Les domestiques le redoutaient et l’avaient caractérisé d’un mot :

— M. Gaston, disaient-ils, c’est un petit loup !

On lui obéissait comme à un homme. Un jour, il avait donné un ordre dont un domestique ne crut pas devoir tenir compte ; Gaston furieux chassa le domestique. Celui-ci, comme on pense, ne se tint pas pour congédié, et, le lendemain, il se retrouvait en présence de son jeune maître. Gaston, pâle de colère, le saisit par le bras, le traîna par devant Mme de Sariac et demanda impérieusement comment il se faisait que cet homme fût encore dans la maison.

— Parce que je commande seule ici, lui répondit sévèrement la grand’mère.

— Vraiment ? dit Gaston, eh bien ! alors, il vous faut choisir entre Baptiste et moi, car s’il ne sort pas d’ici, j’en sortirai !

On n’attacha aucune importance à ce propos, et Baptiste fut conservé.

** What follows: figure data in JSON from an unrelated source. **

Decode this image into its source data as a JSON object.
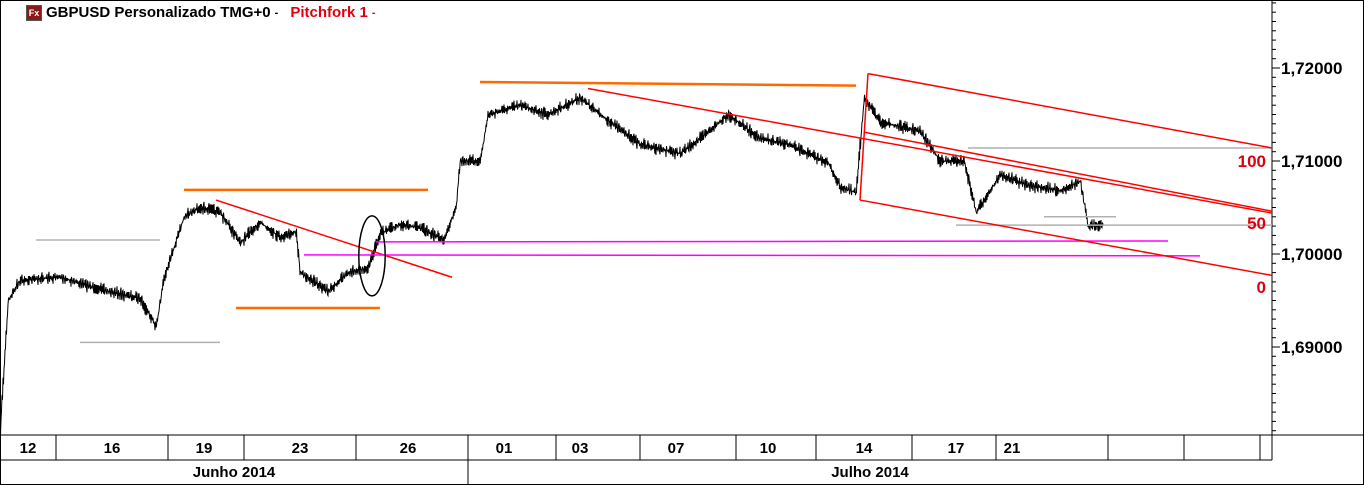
{
  "header": {
    "symbol_title": "GBPUSD Personalizado TMG+0",
    "sep1": "-",
    "study_title": "Pitchfork 1",
    "sep2": "-",
    "icon": "fx-logo-icon"
  },
  "colors": {
    "price": "#000000",
    "trend": "#ff0000",
    "support": "#ff6a00",
    "level": "#b0b0b0",
    "magenta": "#ff00ff",
    "pitchfork_label": "#e0000d"
  },
  "chart_data": {
    "type": "line",
    "title": "",
    "xlabel": "",
    "ylabel": "",
    "ylim": [
      1.6805,
      1.7275
    ],
    "yticks": [
      "1,72000",
      "1,71000",
      "1,70000",
      "1,69000"
    ],
    "ytick_values": [
      1.72,
      1.71,
      1.7,
      1.69
    ],
    "x_unit": "bar index",
    "xlim": [
      0,
      318
    ],
    "xticks": [
      {
        "label": "12",
        "bar": 7
      },
      {
        "label": "16",
        "bar": 28
      },
      {
        "label": "19",
        "bar": 51
      },
      {
        "label": "23",
        "bar": 75
      },
      {
        "label": "26",
        "bar": 102
      },
      {
        "label": "01",
        "bar": 126
      },
      {
        "label": "03",
        "bar": 145
      },
      {
        "label": "07",
        "bar": 169
      },
      {
        "label": "10",
        "bar": 192
      },
      {
        "label": "14",
        "bar": 216
      },
      {
        "label": "17",
        "bar": 239
      },
      {
        "label": "21",
        "bar": 253
      }
    ],
    "x_divisions": [
      14,
      42,
      61,
      89,
      117,
      139,
      160,
      184,
      204,
      228,
      249,
      277,
      296,
      315
    ],
    "months": [
      {
        "label": "Junho 2014",
        "from": 0,
        "to": 117
      },
      {
        "label": "Julho 2014",
        "to_end": true,
        "from": 117,
        "to": 318
      }
    ],
    "series": [
      {
        "points": [
          [
            0,
            1.681
          ],
          [
            2,
            1.695
          ],
          [
            5,
            1.6972
          ],
          [
            15,
            1.6975
          ],
          [
            25,
            1.6962
          ],
          [
            35,
            1.6952
          ],
          [
            39,
            1.6922
          ],
          [
            41,
            1.6975
          ],
          [
            46,
            1.704
          ],
          [
            50,
            1.705
          ],
          [
            55,
            1.7045
          ],
          [
            60,
            1.7012
          ],
          [
            65,
            1.7034
          ],
          [
            70,
            1.7018
          ],
          [
            74,
            1.7024
          ],
          [
            75,
            1.698
          ],
          [
            82,
            1.696
          ],
          [
            87,
            1.698
          ],
          [
            92,
            1.6985
          ],
          [
            95,
            1.7022
          ],
          [
            100,
            1.7032
          ],
          [
            105,
            1.7028
          ],
          [
            111,
            1.7015
          ],
          [
            114,
            1.7052
          ],
          [
            115,
            1.71
          ],
          [
            120,
            1.71
          ],
          [
            122,
            1.715
          ],
          [
            130,
            1.716
          ],
          [
            137,
            1.715
          ],
          [
            145,
            1.7168
          ],
          [
            150,
            1.715
          ],
          [
            160,
            1.7118
          ],
          [
            170,
            1.7108
          ],
          [
            175,
            1.7124
          ],
          [
            182,
            1.715
          ],
          [
            190,
            1.7124
          ],
          [
            197,
            1.7118
          ],
          [
            207,
            1.7098
          ],
          [
            210,
            1.7072
          ],
          [
            214,
            1.7066
          ],
          [
            216,
            1.7168
          ],
          [
            220,
            1.7142
          ],
          [
            230,
            1.7132
          ],
          [
            235,
            1.71
          ],
          [
            241,
            1.71
          ],
          [
            244,
            1.7045
          ],
          [
            250,
            1.7085
          ],
          [
            257,
            1.7074
          ],
          [
            265,
            1.7068
          ],
          [
            270,
            1.7078
          ],
          [
            272,
            1.703
          ],
          [
            276,
            1.7032
          ]
        ]
      }
    ],
    "drawings": {
      "gray_levels": [
        {
          "price": 1.7015,
          "from": 9,
          "to": 40
        },
        {
          "price": 1.6905,
          "from": 20,
          "to": 55
        },
        {
          "price": 1.7114,
          "from": 242,
          "to": 318
        },
        {
          "price": 1.7031,
          "from": 239,
          "to": 318
        },
        {
          "price": 1.704,
          "from": 261,
          "to": 279
        }
      ],
      "orange_levels": [
        {
          "p1": [
            46,
            1.7069
          ],
          "p2": [
            107,
            1.7069
          ]
        },
        {
          "p1": [
            59,
            1.6942
          ],
          "p2": [
            95,
            1.6942
          ]
        },
        {
          "p1": [
            120,
            1.7185
          ],
          "p2": [
            214,
            1.7181
          ]
        }
      ],
      "red_trendlines": [
        {
          "p1": [
            54,
            1.7058
          ],
          "p2": [
            113,
            1.6975
          ]
        },
        {
          "p1": [
            147,
            1.7178
          ],
          "p2": [
            318,
            1.7044
          ]
        }
      ],
      "magenta_lines": [
        {
          "p1": [
            94,
            1.7013
          ],
          "p2": [
            292,
            1.7014
          ]
        },
        {
          "p1": [
            76,
            1.6999
          ],
          "p2": [
            300,
            1.6998
          ]
        }
      ],
      "pitchfork": {
        "label_100": "100",
        "label_50": "50",
        "label_0": "0",
        "upper": {
          "p1": [
            217,
            1.7194
          ],
          "p2": [
            318,
            1.7114
          ]
        },
        "middle": {
          "p1": [
            216,
            1.7131
          ],
          "p2": [
            318,
            1.7046
          ]
        },
        "lower": {
          "p1": [
            215,
            1.7058
          ],
          "p2": [
            318,
            1.6977
          ]
        }
      },
      "ellipse": {
        "center": [
          93,
          1.6998
        ],
        "bars_radius": 3.3,
        "price_radius": 0.0043
      }
    }
  }
}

Le lendemain, à l’heure du déjeuner, on appela en vain Gaston ; il était parti selon sa promesse ; l’alarme fut grande ; on le chercha dans tout le pays, et on ne le retrouva que le soir à trois bonnes lieues du château, sur la route de Toulouse.

Ce ne fut pas sa seule escapade.

Quand son père vint le chercher pour le conduire au pensionnat des Jésuites, à Fribourg, le petit loup, terrifié par la mine sévère du vieux comte de Raousset, prit une seconde fois la fuite et passa deux nuits dans les bois ; on le ramena à demi-mort de froid et de faim.

Comme on le voit, les révérends Pères avaient en Gaston un merveilleux sujet pour prouver l’excellence de leur méthode d’éducation.

Gaston arriva au milieu de ses petits camarades, l’œil en dessous, les dents serrées, la main prête à repousser par la force toute attaque à sa qualité de nouveau. L’accueil qu’il reçut vainquit bien vite ses défiances ; sa générosité naturelle s’éveilla subitement en présence de la cordialité de ces joyeux enfants qui venaient à lui comme au devant d’un ami attendu. Son cœur gonflé se dilata, et, comme il se plaisait à le répéter depuis, pour la première fois son âme s’épanouit sans contrainte.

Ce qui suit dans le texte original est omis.